In Desmond Tutu's words, "I would not know how to be a human being at all, except I learned this from other human beings. We are a network of relationships, of interdependence."(Jaffrey, p.18) Similarly, Hawaii is a small group of islands that cannot stand alone just as human beings cannot. To be human means to works together to make life more bearable and to strive for happiness for all people, not just one group. Despite what has gone on in the past, Hawaii is now part of our nation and should remain so. Sovereignty should not be granted to Hawaii, but reparations for Native Hawaiians should be decided upon because the past cannot be erased with time, it can only be forgotten. But this is something that should not be forgotten because it should never happen again. Only after it has been redressed, can the wound start to heal and people start to learn from this injustice committed against human beings.

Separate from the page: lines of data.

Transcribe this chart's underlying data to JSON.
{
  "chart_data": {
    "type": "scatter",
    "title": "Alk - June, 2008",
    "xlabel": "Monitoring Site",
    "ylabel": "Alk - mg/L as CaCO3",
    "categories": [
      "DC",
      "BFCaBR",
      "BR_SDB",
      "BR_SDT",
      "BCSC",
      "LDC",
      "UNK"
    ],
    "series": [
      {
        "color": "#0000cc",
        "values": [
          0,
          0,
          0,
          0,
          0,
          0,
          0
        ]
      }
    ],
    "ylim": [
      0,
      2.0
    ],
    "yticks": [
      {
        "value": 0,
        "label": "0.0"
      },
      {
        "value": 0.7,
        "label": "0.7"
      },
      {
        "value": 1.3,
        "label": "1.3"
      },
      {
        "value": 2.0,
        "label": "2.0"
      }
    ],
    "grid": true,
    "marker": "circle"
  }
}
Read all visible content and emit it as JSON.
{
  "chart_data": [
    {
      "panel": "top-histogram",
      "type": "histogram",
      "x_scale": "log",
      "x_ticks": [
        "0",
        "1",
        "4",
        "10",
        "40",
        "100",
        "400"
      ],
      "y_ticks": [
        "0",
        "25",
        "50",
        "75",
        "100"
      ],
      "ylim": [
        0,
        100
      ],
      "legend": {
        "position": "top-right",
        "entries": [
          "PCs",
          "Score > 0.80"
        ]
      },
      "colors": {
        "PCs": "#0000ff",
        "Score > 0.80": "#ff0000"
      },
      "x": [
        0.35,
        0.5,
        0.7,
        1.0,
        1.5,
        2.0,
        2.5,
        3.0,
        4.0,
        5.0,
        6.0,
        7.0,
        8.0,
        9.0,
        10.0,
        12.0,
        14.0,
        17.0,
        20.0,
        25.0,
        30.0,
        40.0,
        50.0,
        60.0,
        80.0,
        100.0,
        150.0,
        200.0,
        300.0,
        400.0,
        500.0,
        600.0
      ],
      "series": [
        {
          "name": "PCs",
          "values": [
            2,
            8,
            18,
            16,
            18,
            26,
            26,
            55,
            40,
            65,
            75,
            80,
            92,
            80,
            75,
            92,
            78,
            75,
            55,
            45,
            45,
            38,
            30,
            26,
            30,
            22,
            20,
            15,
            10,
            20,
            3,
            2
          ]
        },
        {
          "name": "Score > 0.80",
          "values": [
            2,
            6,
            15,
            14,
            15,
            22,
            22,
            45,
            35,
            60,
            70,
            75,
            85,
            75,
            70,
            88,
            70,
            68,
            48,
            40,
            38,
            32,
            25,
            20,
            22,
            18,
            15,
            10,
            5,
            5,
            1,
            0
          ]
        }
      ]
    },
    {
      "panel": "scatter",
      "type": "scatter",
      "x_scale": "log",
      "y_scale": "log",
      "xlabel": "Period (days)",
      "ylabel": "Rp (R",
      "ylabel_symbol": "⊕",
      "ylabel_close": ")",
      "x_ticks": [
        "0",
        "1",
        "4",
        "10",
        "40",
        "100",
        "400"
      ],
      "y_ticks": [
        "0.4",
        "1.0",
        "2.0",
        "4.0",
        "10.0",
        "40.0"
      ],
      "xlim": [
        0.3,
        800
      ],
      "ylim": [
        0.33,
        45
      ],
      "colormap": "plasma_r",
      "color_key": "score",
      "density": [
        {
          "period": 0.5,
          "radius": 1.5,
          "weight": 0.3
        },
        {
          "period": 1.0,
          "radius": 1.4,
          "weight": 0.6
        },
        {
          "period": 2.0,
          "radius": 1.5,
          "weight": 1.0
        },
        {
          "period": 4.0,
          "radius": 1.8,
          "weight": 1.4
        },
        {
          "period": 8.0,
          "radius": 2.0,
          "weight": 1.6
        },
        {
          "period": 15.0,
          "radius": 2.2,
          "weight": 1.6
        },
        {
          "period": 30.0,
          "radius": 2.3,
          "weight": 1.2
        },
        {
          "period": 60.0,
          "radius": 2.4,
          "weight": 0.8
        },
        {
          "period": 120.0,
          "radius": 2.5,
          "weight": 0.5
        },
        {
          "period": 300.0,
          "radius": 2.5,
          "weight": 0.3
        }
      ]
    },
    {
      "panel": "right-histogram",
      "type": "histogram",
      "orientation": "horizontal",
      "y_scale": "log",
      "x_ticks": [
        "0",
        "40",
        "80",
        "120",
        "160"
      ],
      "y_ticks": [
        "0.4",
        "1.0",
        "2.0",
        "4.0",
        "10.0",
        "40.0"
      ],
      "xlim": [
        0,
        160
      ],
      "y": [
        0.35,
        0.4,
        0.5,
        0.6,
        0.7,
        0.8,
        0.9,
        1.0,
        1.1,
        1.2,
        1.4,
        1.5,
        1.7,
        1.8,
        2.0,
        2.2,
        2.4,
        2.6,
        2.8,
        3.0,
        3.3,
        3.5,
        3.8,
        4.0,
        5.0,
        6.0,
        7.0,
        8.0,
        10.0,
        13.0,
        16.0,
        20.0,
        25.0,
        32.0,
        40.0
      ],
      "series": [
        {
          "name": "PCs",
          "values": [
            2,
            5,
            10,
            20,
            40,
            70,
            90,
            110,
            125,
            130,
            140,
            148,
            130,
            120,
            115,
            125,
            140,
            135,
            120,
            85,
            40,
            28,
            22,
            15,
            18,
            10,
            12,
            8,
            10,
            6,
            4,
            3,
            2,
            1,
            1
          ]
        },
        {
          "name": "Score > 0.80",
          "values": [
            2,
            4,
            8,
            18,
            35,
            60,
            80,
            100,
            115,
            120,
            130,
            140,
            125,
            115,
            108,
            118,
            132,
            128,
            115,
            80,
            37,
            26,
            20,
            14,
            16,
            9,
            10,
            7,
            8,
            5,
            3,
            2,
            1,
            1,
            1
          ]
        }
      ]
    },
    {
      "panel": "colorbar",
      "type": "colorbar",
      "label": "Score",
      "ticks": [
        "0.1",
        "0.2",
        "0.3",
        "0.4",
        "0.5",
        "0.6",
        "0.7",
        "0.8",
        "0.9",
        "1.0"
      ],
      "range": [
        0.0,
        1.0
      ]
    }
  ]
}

Castanha, Anthony. (1996, August). "A History of the Hawaiian Sovereignty Movement." The Hawaiian Sovereignty Movement: Roles and Impacts on Non-Hawaiians, Chapter 3. <http://www.hookele.com/non-hawaiians/chapter3.html>[10/14/00]

Ellison, Ralph. (1986). "An Extravagance of Laughter." Ways of Reading. Boston: Bedford/St. Martin's, p.274.

"Human Rights." The World Book Encyclopedia, 1997 ed, p.678.

Inouye, Dan. (2000, September 14). "U.S. Relationship with Native Hawaiians." FDCH Congressional Testimony. Online source: Academic Search Elite. [10/25/00]

Jaffrey, Zia. (1998, February). "Truth and Reconciliation Commission Interview." Progressive, Vol. 62 Issue 11, p.18.

Jovik, Sonia P. and James O. Jovik. (1997). "History." Atlas of Hawaii. Honolulu: University of Hawaii Press, p.408.

MacKenzie, Melody Kapilialoha. (1991). Native Hawaiian Rights Handbook. Honolulu: Native Hawaiian Legal Corporation/ Office of Hawaiian Affairs, p. 24.

Walker, Alice. (1974). "In Search of Our Mothers' Gardens." Ways of Reading. Boston: Bedford/St. Martin's, pp. 694-701.